Gangelt: Bäumchen wechsle dich in Gangelt: Pappeln müssen gefällt werden

Gangelt: Bäumchen wechsle dich in Gangelt: Pappeln müssen gefällt werden

Bei einem kennt Wolfgang von der Heiden als zuständiger Revierförster für den Gangelter Beritt keine Gnade: „Die Pappeln sind knatschefaul, wir müssen sie jetzt fällen“. 284 Stück auf dem Gemeindegebiet sind damit gemeint, sie sind der wohl zahlenmäßig größte Posten im „Wirtschaftsplan für das Forstwirtschaftsjahr 2018“, der nun im Bau- und Umweltausschuss vorgestellt wurde.

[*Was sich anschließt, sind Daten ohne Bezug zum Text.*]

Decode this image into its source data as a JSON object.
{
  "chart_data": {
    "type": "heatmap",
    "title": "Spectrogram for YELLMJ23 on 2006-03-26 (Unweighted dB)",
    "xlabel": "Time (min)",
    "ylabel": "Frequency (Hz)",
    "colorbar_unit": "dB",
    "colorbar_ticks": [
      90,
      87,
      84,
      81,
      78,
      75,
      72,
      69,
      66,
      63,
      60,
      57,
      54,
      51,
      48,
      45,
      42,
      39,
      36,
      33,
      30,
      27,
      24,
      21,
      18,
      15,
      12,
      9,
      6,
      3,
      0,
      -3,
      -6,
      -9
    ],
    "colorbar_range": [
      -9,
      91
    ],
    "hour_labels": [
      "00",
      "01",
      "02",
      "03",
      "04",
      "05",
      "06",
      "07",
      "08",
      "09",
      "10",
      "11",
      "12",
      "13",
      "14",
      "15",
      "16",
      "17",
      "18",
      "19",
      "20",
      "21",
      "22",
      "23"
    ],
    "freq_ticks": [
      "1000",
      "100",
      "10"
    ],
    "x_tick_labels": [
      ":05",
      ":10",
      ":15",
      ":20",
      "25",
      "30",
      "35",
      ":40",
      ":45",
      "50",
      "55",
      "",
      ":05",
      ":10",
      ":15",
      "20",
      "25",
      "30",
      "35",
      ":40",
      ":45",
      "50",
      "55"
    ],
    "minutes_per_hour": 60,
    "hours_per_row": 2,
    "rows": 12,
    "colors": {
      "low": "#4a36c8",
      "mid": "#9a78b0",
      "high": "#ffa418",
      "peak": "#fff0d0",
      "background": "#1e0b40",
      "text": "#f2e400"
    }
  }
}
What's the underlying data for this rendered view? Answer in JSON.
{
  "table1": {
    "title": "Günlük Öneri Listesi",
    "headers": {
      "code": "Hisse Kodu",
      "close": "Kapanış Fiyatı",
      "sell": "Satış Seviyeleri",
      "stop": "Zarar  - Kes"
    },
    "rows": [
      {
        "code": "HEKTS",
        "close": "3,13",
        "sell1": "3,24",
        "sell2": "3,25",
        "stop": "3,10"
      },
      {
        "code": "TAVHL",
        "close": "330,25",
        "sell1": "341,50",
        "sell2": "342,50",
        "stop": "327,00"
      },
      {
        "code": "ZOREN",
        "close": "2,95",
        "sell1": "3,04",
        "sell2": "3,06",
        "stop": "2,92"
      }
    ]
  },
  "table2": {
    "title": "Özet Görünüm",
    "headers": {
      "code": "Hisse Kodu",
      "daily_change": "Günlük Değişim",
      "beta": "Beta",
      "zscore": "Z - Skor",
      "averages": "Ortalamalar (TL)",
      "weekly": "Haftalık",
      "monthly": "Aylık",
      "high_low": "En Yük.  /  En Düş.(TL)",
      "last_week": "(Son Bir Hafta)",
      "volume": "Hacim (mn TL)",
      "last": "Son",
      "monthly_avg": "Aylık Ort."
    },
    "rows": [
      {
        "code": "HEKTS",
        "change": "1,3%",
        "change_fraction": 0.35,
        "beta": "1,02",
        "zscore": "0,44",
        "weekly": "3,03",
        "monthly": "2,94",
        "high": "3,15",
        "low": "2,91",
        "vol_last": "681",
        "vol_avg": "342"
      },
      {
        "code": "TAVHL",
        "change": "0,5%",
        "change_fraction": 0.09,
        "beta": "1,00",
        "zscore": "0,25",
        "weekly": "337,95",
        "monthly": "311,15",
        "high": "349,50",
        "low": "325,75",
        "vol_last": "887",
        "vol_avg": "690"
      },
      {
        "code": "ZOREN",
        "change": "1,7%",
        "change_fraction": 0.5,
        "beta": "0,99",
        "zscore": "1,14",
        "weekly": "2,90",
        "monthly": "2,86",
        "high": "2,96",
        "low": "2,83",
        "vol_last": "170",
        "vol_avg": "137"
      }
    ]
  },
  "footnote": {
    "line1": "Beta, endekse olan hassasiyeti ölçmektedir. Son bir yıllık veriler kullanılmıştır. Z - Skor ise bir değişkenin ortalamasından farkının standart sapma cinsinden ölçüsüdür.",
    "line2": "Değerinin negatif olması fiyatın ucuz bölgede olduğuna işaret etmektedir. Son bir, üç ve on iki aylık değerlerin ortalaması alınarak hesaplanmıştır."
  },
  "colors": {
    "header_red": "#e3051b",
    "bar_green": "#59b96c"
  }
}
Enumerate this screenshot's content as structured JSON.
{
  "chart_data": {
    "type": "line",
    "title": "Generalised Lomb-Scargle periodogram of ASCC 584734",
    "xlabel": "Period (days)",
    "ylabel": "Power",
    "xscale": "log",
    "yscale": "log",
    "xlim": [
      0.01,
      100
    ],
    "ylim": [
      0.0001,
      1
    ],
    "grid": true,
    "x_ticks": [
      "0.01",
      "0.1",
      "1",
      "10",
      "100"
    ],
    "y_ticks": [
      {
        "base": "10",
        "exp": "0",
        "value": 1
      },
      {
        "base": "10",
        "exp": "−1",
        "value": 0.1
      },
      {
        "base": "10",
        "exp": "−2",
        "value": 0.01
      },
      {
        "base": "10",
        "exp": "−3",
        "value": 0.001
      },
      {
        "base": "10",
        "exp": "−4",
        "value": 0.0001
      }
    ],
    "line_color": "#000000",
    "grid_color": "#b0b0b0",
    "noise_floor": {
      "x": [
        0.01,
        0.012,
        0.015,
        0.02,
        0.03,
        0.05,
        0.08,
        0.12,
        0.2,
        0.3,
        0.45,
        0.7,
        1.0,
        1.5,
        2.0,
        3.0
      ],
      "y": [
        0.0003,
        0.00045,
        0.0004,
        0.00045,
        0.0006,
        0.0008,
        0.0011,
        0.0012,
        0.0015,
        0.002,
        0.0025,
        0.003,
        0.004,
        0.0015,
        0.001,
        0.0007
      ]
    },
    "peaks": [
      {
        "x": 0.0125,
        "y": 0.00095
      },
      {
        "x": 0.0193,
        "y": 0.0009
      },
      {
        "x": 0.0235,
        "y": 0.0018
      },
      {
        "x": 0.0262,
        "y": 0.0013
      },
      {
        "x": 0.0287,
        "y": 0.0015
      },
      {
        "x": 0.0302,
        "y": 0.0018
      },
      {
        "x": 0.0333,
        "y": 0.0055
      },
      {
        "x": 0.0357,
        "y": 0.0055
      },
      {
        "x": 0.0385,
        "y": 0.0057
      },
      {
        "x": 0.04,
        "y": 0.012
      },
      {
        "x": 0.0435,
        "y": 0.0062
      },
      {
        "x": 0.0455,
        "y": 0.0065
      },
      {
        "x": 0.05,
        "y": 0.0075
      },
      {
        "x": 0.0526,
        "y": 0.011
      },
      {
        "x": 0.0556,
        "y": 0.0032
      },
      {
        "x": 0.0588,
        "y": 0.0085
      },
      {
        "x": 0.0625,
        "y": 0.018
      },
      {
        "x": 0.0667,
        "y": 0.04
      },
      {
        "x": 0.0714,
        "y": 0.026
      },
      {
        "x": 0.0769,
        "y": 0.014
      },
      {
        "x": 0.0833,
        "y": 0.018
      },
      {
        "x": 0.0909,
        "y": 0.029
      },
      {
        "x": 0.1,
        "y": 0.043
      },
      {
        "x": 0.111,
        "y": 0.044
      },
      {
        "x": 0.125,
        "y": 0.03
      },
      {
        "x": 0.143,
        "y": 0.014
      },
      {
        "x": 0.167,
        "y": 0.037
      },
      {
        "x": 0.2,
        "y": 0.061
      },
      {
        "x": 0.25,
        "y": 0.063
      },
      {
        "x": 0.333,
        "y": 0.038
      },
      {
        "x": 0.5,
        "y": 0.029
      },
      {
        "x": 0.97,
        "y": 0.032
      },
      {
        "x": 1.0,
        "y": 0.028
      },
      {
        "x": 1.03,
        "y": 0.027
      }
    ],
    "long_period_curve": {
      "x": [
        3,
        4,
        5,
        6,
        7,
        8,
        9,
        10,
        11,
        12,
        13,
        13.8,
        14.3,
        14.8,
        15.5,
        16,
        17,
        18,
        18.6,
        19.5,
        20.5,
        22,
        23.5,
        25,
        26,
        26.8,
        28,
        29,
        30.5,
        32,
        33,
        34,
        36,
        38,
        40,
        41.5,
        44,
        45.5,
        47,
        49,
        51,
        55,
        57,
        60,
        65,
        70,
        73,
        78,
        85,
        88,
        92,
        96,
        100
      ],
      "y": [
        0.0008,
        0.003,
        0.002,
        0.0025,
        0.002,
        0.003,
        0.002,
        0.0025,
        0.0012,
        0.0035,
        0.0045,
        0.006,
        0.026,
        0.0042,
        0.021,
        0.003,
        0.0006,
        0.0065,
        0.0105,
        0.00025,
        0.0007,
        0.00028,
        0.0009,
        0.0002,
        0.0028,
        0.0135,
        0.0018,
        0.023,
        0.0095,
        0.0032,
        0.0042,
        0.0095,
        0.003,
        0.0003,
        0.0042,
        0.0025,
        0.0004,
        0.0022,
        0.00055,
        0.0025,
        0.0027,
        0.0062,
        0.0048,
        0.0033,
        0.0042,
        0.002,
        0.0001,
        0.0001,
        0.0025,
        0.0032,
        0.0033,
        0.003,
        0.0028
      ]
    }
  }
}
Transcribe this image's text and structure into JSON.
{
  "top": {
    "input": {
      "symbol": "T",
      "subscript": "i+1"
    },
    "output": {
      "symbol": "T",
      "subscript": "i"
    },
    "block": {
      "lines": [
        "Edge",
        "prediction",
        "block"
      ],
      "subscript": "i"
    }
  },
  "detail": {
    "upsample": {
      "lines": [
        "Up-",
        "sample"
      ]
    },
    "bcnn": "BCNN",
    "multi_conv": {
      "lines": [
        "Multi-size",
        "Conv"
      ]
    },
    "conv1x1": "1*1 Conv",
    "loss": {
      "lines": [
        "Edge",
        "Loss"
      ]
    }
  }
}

Im Bereich zwischen dem Gangelter Freibad und dem Rodebach sind die Auswirkungen dieser dringend notwendigen Fällungen schon zu sehen: Hier stapelt sich das sauber aufgereihte Holz teils übermannshoch entlang des Weges. Wer nun meint, mit den anstehenden, rund 700 zu fällenden Festmetern Holz sei der große Reibach zu machen, dem nahm von der Heiden schnell den Wind aus den Segeln. Denn genau so wie die hier heimischen Nadelhölzer sei die Pappel kein Holz, das auf dem Markt hohe Preise erzielen könne.

Wichtig sei die Pappel vielmehr als schnell wachsendes Gehölz aber für die heimische Naturlandschaft. „Die Pappel ist für den Pirol eine ganz wichtige Leitart, denn nur dort brütet er“, ergänzte der Fachmann. Darum werden im kommenden Jahr die Pappelreihen mit der Sorte „Robusta“ wieder aufgeforstet.

Was die Kosten für alle geplanten Aktionen betrifft, die natürlich auch die typischen Arbeiten wie Freischneiden oder die Hege des Bestandes umfassen, konnte Forstamtmann von der Heiden Entwarnung geben. Für den gut gepflegten Gangelter Haushalt ergeben sich bei voraussichtlichen Kosten von 20.472 Euro und angesetzten Erträgen von 20.000 Euro keine nennenswerten Belastungen. „Darin enthalten sind auch Waldschutzmaßnahmen wie zum Beispiel die Reparatur von mutwillig beschädigten Zäunen“, erklärte der Bericht.

Darauf entfallen etwa 900 Euro, die dringend notwendigen Arbeiten an der Wegeunterhaltung beispielsweise an Wanderwegen kosten 4500 Euro, auf die Pflege der jungen Bestände entfallen 2388 Euro. Doch die zu schlagenden Pappeln und deren „Neugründung“, wie es in der Fachsprache heißt, sind der mit Abstand größte Kostenfaktor: Sie verschlingen mit 11.434 Euro den Großteil des Jahresbudgets.

Große Diskussionen um den Plan, der schon vom Haupt- und Finanzausschuss mit der Maßgabe verabschiedet wurde, dass der Fachausschuss ebenfalls zustimmt, gab es nicht. Einstimmig freuten sich die Mitglieder auch auf die anstehenden Begehungen im Jahr 2018, die, so Vorsitzender Hans Ohlenforst (CDU), in einer wärmeren Witterungsperiode angesetzt werden sollen.